Sen. Dale Kooyenga, R-Brookfield, and Rep. Robert Wittke, R-Racine, are proposing a Constitutional amendment, Senate Joint Resolution 84, that would give lawmakers a say over how Wisconsin’s federal dollars are spent.

“Long ago, the legislature abandoned its responsibility to help decide where federal funding is spent. It’s time to restore the accountability that the legislative process brings,” Kooyenga explained. “Neither of these proposals is about who is currently the governor, they’re about ensuring Wisconsin thrives long into the future by locking in fiscal responsibility and accountability.”

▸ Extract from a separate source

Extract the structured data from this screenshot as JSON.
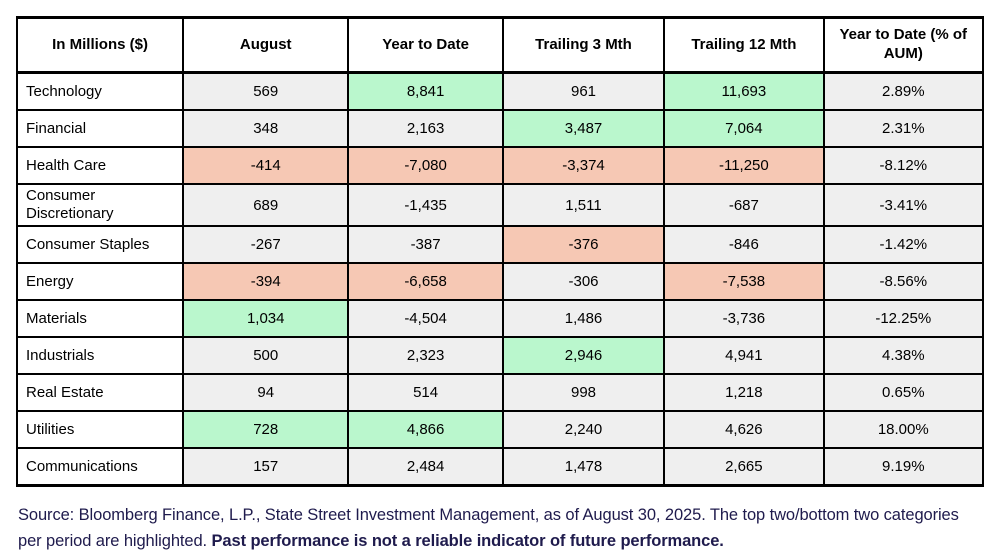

Wisconsin lawmakers largely decide how nearly $40 billion in state dollars are spent each year, but there’s no legislative control over billions more from Washington, D.C., which includes the $3 billion in coronavirus stimulus money over which Gov. Evers has sole control.

“Never before have we seen this much federal money pour into our state,” Wittke said Tuesday. “To have one person alone make the decision for where the money is spent just isn’t good governance no matter the political affiliation.”

A second proposed amendment, Senate Joint Resolution 85, from Sen. Howard Marklein, R-Spring Green, and Rep. Terry Katsma, R-Oostburg, would force state government to use standard, private-sector accounting in determining if the budget is balanced.

“While Washington keeps spending trillions of dollars that don’t exist, Wisconsin’s books are truly balanced for the first time in decades,” Katsma said. “Our proposals will help prevent ever returning to the bad old days of unsustainable spending.”

“We spent more than a decade responsibly budgeting to get Wisconsin out of a $3 billion hole. This amendment will eliminate the temptation for future legislatures and governors to use budget gimmicks to balance the state budget,” Marklein said.

Wisconsin is one of 15 states that does not use the generally accepted accounting principles, or GAAP, in balancing its state budget.

That allows Wisconsin to consider money spent only after the bill is paid, which can push unpaid bills into the next budget or next year all together.

Lawmakers will need to approve the amendments this year, then again in 2023 before the amendments can be placed on the ballot for voters to decide. If voters approve them, there is no way Gov. Evers can veto either proposal.